TVer史上初のオリジナル番組『最強の時間割 ~若者に本気で伝えたい授業~』【画像提供=TVer】

TVer完全オリジナルの『褒めゴロ試合』は、ひとつのテーマを褒めちぎる番組【画像提供=TVer】


――オリジナルコンテンツの発信においてどのような戦略を取られていますか?
【薄井大郎】TVerでしか見られない作品で、新しい魅力や楽しみ方の選択肢を提供しているのが特徴です。特に、全国の放送局とのコラボはTVerでしかできないので、今後も各放送局と協力してオリジナルの番組を作ることも考えていきたいですね。

【薄井大郎】比率で言うとまだまだ圧倒的に見逃し配信が大きいですが、こういったTVerならではの新しい試みにも力を入れていきたいと思います。

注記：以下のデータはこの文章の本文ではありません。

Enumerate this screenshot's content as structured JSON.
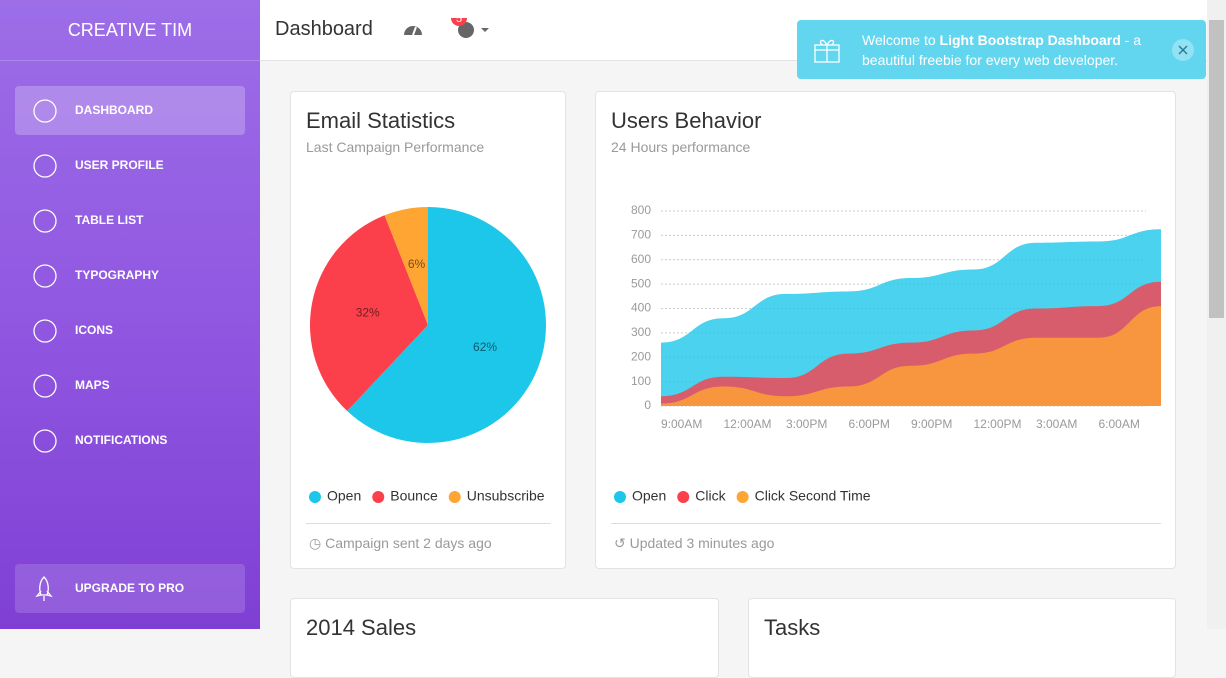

――TVerがビジネスを展開するうえでの主な収益源は広告ですが、そちらではどのような戦略を立てていますか?
【薄井大郎】TVerでは配信コンテンツの冒頭や途中などに、スキップできない広告を挿入しています。興味関心についてユーザー自身が回答したアンケートをもとにターゲティングができるため、広告の視聴完了率は15秒広告では96%、30秒広告では95%、60秒以上広告では93%と、非常に高いのが特徴です。スキップされてしまうことの多い他媒体での広告に比べて、ダイレクトに情報を届けることができます。

TVer広告では「安心安全な環境」、「メガリーチ獲得」、「CTVに強い」の3点が特徴【画像提供=TVer】


【薄井大郎】一般的なテレビCMでは特定の層にターゲティングをするのが難しかったのですが、TVerではこの課題をクリアして配信することができます。また、CTVの普及も相まってユーザーは平均して1.5人でコンテンツを見ているという結果があり、実質的に1.5倍のリーチになるといえる点も、広告主から評価を得ています。

【薄井大郎】また、TVerでは地上波の放送と同等の基準で審査されたコンテンツや広告のみが配信されるため、ブランドセーフティが保たれやすいのが特徴です。番組スポンサーからはCMを流す際、どんな人に見てもらいたいかといった属性をもとにしたターゲティングを行ったり、スポンサーに対するレポーティングを充実させたりして、CM事業を強化しています。